CBO Offers Positive Score for Senate Bill to Reform OTC Drug Regulations

Regulatory NewsRegulatory News | 12 December 2018 |  By 

The Congressional Budget Office (CBO) this week said that a Senate bill that would create a new user fee program for over-the-counter (OTC) drugs would not increase the budget deficit.

“Over the 2019-2023 period, spending would lag collections by $10 million,” CBO said.

Elizabeth Jungman, Pew’s director of public health programs, told Focus: “The CBO score seems like a sign that things are moving in the right direction. Hundreds of millions of Americans use OTC products every year, and there is support for reform across parties in both the House and Senate. Passing this legislation would protect public health and allow for innovation, and give FDA the funding it needs to effectively oversee OTC drugs.”

The Senate bill would let FDA collect and spend fees paid for by industry through 2023 to cover the costs of expediting FDA’s regulatory activities relating to the OTC products. The bill would also grant two years of exclusivity for certain qualifying OTC drugs.

The House, meanwhile, passed its version of the bill last July and would also collect fees but would only grant 18 months of exclusivity.

Marc Schloss, VP of federal government affairs, at the Consumer Healthcare Products Association, told Focus:
“The current OTC regulatory system is outdated, cumbersome, and does not inspire innovation.
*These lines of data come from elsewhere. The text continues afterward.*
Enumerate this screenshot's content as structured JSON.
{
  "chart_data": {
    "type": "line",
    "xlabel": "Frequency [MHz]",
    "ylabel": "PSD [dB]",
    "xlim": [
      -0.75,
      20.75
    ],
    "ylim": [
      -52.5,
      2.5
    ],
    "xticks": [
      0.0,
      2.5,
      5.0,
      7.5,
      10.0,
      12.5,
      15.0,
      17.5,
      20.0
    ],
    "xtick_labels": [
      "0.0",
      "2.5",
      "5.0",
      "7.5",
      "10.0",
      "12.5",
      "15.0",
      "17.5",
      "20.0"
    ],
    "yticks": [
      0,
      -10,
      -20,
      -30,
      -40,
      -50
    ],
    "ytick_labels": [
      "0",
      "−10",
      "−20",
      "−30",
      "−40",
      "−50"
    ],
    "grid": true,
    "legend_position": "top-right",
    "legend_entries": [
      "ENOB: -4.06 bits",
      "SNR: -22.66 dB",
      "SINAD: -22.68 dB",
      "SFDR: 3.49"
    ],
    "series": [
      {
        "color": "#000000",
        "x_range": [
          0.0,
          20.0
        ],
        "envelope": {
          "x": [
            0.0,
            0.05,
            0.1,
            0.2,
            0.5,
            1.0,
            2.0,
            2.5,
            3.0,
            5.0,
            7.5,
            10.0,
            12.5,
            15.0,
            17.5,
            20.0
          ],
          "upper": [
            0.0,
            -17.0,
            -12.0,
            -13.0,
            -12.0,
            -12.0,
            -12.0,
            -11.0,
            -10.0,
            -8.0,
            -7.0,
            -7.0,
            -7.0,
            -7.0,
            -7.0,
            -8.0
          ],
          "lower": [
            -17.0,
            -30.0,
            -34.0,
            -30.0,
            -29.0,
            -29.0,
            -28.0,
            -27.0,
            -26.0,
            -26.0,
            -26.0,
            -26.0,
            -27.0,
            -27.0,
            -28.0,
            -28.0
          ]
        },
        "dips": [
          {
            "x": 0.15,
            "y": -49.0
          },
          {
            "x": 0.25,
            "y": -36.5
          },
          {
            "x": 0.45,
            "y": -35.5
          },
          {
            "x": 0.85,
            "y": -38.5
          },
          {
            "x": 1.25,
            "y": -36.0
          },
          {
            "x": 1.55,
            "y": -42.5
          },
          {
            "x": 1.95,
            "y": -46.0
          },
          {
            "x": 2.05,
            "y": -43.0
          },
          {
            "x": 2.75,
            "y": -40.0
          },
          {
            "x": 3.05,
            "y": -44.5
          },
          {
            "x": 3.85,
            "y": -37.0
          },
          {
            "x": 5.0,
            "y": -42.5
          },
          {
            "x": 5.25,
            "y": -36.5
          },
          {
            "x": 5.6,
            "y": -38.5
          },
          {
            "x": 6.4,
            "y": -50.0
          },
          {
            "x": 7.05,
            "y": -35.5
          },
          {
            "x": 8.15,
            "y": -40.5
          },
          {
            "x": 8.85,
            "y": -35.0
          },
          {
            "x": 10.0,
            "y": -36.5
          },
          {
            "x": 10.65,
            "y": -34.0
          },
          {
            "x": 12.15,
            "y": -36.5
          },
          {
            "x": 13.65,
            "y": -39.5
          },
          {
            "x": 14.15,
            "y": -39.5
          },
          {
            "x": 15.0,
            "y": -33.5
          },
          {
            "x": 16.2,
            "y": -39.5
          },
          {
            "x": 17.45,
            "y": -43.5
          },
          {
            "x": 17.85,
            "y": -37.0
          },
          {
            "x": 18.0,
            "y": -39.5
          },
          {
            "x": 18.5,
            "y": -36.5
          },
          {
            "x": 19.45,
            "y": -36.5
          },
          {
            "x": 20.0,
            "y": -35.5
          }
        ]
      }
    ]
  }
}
Under Monograph reform, we would see increased efficiency and transparency, while providing the agency with more efficient work processes and the resources it needs to continue protecting public health... We are hopeful that there is enough bipartisan support and momentum behind Monograph reform to see it over the finish line in the near future.”

As far as where the Senate bill is currently, according to Politico, Sen. Richard Burr (R-NC) put a hold on the Senate bill because of concerns about the user fees. A spokesman for Burr did not respond to a request for comment.